International Women’s Day is almost over, but before it ends I would like to introduce a new term which, as far as I know, has not been used before.
When we say that someone is a real mensch, we express admiration for a person who is better than most of us, he/she is a cut above the rest. The term “mensch” in Yiddish means a person of integrity. A mensch is someone who is responsible, has a sense of right and wrong and in general is the sort of person other people look up to. According to the dictionary in English the word has come to mean “a good guy.”
The word “mensch” in German is the equivalent of “man” which is male grammatically, but refers to a general person not a male one. Since all the definitions in the dictionaries refer to mensch as a male — a man of integrity, perhaps it is time to revisit the term.
Although we admire a mensch, when was the last time that we used that word to describe the good qualities of a man? It seems to me that it doesn’t happen often; finding a man who is a mensch, as a partner, a colleague, a lawyer, a friend, an advisor is not easy.
Yet, I was sitting with a woman friend and we were discussing an upstanding young woman who, we both agreed, was a real “mensch.” That young woman is a person of integrity; she is responsible, principled, honest and sympathetic. She is proactive, volunteers in the community, in short, she is a [wo]mensch.

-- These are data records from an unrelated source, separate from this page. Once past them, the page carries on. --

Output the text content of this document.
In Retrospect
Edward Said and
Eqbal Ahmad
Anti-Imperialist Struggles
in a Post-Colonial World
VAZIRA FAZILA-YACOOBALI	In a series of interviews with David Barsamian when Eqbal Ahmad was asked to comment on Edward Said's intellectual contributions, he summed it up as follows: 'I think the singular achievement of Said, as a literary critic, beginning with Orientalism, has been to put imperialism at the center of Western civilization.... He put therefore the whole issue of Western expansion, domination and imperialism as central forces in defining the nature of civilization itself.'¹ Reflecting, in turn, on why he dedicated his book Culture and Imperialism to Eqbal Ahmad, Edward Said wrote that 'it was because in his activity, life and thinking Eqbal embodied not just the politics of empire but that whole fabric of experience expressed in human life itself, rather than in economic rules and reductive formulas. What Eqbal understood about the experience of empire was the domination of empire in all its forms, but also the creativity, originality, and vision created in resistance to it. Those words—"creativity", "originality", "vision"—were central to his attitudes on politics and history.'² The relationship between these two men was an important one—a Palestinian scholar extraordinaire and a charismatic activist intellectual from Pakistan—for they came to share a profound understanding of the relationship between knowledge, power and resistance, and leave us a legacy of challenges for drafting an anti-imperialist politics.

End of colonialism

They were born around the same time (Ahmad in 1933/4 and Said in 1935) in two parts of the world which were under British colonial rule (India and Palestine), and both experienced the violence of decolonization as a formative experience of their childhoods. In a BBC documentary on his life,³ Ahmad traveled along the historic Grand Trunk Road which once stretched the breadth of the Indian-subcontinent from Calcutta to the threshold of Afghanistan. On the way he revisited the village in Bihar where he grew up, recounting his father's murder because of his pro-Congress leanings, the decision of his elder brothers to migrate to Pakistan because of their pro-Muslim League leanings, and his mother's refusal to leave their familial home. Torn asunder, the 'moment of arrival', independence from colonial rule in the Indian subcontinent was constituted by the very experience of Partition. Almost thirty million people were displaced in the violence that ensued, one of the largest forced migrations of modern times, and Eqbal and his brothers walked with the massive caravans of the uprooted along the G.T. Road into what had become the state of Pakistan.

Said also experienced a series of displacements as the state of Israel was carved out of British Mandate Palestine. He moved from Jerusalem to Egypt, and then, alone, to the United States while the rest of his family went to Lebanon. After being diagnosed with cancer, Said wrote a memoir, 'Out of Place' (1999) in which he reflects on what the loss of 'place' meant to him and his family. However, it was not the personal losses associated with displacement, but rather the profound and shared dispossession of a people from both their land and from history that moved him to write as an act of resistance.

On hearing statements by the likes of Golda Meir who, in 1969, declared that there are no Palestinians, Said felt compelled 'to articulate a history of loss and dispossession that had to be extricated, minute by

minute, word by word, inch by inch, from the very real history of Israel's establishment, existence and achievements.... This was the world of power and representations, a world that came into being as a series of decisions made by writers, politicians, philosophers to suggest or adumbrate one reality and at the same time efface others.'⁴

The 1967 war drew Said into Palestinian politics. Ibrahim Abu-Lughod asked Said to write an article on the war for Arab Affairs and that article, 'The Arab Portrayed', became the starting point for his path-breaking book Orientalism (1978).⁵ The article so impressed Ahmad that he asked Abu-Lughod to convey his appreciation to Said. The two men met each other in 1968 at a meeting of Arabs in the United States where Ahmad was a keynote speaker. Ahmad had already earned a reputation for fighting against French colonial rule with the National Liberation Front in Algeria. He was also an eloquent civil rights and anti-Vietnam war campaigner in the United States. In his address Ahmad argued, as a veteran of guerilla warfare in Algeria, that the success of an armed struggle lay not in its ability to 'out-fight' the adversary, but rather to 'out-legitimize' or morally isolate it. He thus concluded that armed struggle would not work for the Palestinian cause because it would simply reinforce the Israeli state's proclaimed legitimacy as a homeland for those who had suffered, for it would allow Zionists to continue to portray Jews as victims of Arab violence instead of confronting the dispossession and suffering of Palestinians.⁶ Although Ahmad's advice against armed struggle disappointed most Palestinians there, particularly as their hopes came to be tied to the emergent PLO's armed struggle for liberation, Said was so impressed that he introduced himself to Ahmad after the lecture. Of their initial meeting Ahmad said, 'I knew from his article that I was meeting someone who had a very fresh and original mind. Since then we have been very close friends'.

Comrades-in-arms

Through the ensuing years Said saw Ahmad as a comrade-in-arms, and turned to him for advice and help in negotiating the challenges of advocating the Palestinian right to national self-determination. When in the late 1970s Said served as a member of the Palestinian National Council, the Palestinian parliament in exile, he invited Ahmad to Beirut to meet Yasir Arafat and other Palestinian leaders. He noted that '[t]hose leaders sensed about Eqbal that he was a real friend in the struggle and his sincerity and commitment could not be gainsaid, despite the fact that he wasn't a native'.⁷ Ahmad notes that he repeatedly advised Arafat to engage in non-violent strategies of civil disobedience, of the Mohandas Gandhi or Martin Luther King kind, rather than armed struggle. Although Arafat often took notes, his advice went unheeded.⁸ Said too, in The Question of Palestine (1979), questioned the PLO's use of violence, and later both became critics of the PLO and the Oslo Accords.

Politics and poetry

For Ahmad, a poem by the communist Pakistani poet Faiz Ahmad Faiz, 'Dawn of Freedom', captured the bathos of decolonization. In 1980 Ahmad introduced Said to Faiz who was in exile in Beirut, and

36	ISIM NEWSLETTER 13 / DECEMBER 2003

Literature is full with examples of women of integrity: Dorothea, the protagonist of Geroge Eliot’s Middlemarch, is a real womensch. She has a good sense of right and wrong and is brave enough to stand up and fight for her beliefs. Since she comes from a privileged background, Dorothea sees it as her duty to help the poor in her area by planning and building cottages for the workers and by promoting the building of a new hospital.
In real life we also don’t have to look hard to find womensch; going through the list of my friends I realize that they easily fit the definition of a womensch. Otherwise they would not have been my friends; who would like a friend who is not a woman of integrity, or as the dictionary states: unwomensch, is evil or a cruel person.
So how come there are so few men who are mensch and so many women who are? It seems to me that the qualities of a mensch are not compatible with those of a successful man. We need not forget that if in our society when we want to compliment a business man we often say that “he is aggressive.” I believe that while we have fewer demands of men, especially those who are successful, to have moral qualities, we would not want our children to be raised by women who lack integrity.
So in honor of International Women’s Day of 2015 I suggest that from now on we take over the term and refer to ourselves as womensch.
And although it might suggest being less successful, in my own life I would always prefer to be surrounded by wo/mensch, whether they are men or women.